There were not many who could beat Gopi in Wayanad. At the State-level, however, where he competed with better-trained athletes, he struggled. He needed to improve. After Class XII, he joined Mar Athanasius College at Kothamangalam. Good performances at the university level got him into the Army Sports Institute in Pune in 2009. It also meant he could visit home only once a year (even now, home visits are rare). But he maximised his access to coaches and superior training facilities.

“That was a turning point,” he says about joining the Army, “That is where I learnt most of what I know about long-distance running.”

In 2014, he won gold in the 10,000m run at the National Open Athletics Championships.
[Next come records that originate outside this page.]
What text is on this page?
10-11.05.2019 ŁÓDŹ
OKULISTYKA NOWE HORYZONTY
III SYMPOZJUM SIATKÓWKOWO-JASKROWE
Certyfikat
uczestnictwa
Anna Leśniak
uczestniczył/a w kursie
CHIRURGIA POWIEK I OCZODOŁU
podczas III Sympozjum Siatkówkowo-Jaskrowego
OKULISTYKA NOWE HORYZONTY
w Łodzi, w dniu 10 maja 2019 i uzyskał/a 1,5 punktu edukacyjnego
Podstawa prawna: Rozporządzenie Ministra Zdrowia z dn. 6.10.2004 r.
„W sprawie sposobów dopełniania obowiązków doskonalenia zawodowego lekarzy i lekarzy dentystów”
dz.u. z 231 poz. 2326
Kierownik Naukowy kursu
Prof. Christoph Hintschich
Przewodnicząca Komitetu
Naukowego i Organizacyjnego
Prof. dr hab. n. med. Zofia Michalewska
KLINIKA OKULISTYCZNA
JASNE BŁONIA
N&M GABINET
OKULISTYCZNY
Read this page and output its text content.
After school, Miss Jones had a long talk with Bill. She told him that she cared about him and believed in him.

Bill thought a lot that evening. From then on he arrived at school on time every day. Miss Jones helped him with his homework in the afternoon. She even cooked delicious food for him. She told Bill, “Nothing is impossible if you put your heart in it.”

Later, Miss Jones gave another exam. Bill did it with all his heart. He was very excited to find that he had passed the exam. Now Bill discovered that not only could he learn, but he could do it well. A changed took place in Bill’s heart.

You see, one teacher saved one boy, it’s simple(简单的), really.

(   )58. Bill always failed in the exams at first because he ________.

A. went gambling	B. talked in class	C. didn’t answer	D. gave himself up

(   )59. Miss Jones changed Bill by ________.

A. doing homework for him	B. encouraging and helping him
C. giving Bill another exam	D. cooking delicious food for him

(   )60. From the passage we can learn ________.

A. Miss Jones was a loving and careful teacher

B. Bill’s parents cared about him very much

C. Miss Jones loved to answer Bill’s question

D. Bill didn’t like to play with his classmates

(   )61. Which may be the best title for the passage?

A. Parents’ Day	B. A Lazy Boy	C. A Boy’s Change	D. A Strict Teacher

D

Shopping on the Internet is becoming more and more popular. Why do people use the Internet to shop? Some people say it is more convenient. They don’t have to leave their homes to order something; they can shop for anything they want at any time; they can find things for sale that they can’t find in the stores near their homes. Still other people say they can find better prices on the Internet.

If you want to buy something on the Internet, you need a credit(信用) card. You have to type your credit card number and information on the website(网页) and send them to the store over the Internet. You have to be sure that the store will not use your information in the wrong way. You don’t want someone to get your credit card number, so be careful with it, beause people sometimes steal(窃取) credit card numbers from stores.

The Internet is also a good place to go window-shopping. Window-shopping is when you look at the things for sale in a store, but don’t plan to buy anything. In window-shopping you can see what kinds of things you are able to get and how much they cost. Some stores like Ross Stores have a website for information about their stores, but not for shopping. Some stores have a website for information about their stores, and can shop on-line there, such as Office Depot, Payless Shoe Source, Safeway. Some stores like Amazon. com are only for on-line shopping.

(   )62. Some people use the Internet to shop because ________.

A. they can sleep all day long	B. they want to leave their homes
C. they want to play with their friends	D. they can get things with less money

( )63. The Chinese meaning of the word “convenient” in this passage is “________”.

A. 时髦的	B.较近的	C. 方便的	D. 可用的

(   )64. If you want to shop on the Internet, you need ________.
Two years later at the Mumbai Marathon, Gopi, now predominantly a 10K runner, was sent as a pacemaker for his colleague Nitendra Rawat. He needed to be on the track only for the first 30 kilometres. He, however, found the distance comfortable and cleared it within the Olympic cut-off time.

A race against time

The ginger farmer’s son earned the chance to represent his country at the Olympics.

“Going itself was a victory,” he says, “It was the first time I was participating in such a big event. I could watch and meet the world’s top athletes from diverse events. I could observe how they train closer to the race, the warm-ups and workouts they do, their diets, and things like that. I also spoke to a few other long-distance athletes.”

All this knowledge helped him do well in the events over the last four years. Some of it is also helping him deal with the lockdown. “Since outdoor training is not permitted, it is important to keep yourself fit with some at-home workouts,” he says.

He recommends a good diet, sleep and exercise for people dealing with lockdowns. “Also, a sound mind is as important as a sound body. You should also have a sense of direction, a goal that you look forward to accomplishing.”

In Gopi’s case, that goal is the Olympics. Will he be distraught if he can’t make it to Tokyo?

Gopi is a pragmatic man. His WhatsApp status reads, “Dream is important, but training is crucial to reach what you are destined to do! train for it”.

“If not Tokyo, I will get ready for what comes next,” he says.